What a headache. And to think this may have all been caused because some jackass in my household whom didn't pay the fucking electricity bill. And this jackass let the electricity bill accrue insane interest and fees.

Guess its a good idea to fresh install windows if i ever get the hardware working again?

[–] Otherbarry@lemmy.frozeninferno.xyz 2 points 7 hours ago* (last edited 7 hours ago)

Seems like a good diagnosis, they probably have the setup and equipment to do a better PSU test vs anything you had on hand. Testing for load is a bit tricky, you'd normally see instability during runtime once you're in Windows or whatever, it's not that obvious if you can't even get into Windows.

The current Windows install is pretty beat up so you should prepare for a re-install - but once the hardware is stable you'll be able to properly test if Windows is able to fix itself and boot up correctly, could be by some miracle it all comes back up in the end.

[–] Speculater@lemmy.world 2 points 1 week ago* (last edited 1 week ago) (1 children)

Before you write off the mobo make sure you're using the correct slots for your RAM configuration. It'll be in the manual online. There are specific slots to use in 1, 2, and 3 stick configurations. If you went left to right, it's probably wrong.

[–] dotCody@lemmy.world 2 points 1 week ago

Yup, I remember that from the first build weekend lol but ty

[–] Evil_Shrubbery@thelemmy.club 6 points 1 week ago* (last edited 1 week ago)

See, it wasn't that hard to run the test (it didn't even take hours to find the errors). This could have saved you 10 days.

But good news, it's DDR4, you can actually kinda buy that.
(Or maybe even test individual sticks, maybe they aren't all faulty, and just run with what works.)

[–] bearboiblake@pawb.social 3 points 1 week ago* (last edited 1 week ago)
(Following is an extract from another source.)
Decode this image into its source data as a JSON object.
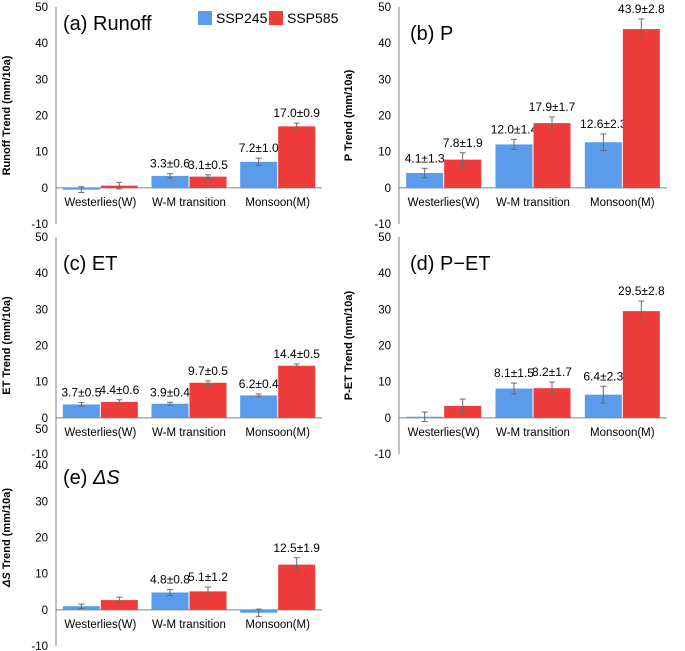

Edit: sorry, my bad, I didn't see at first you mentioned that USB peripherals weren't working at all, even in the installer. That's very strange, it sounds like maybe electrical shorting? Have you installed the IO shield properly?


Unplanned power off suggests to me that it is likely that you have disk corruption. Boot into a Windows installer and go into the recovery mode, choose command prompt, and use the following tools:

chkdsk /f /r

bootrec /fixboot

X:

sfc /scannow

One of those should probably fix it, if that's the case.

Consider installing a good operating system in the future :p and good luck!

Shutdown the machine. Hold F8, power the machine up. See what menu you get.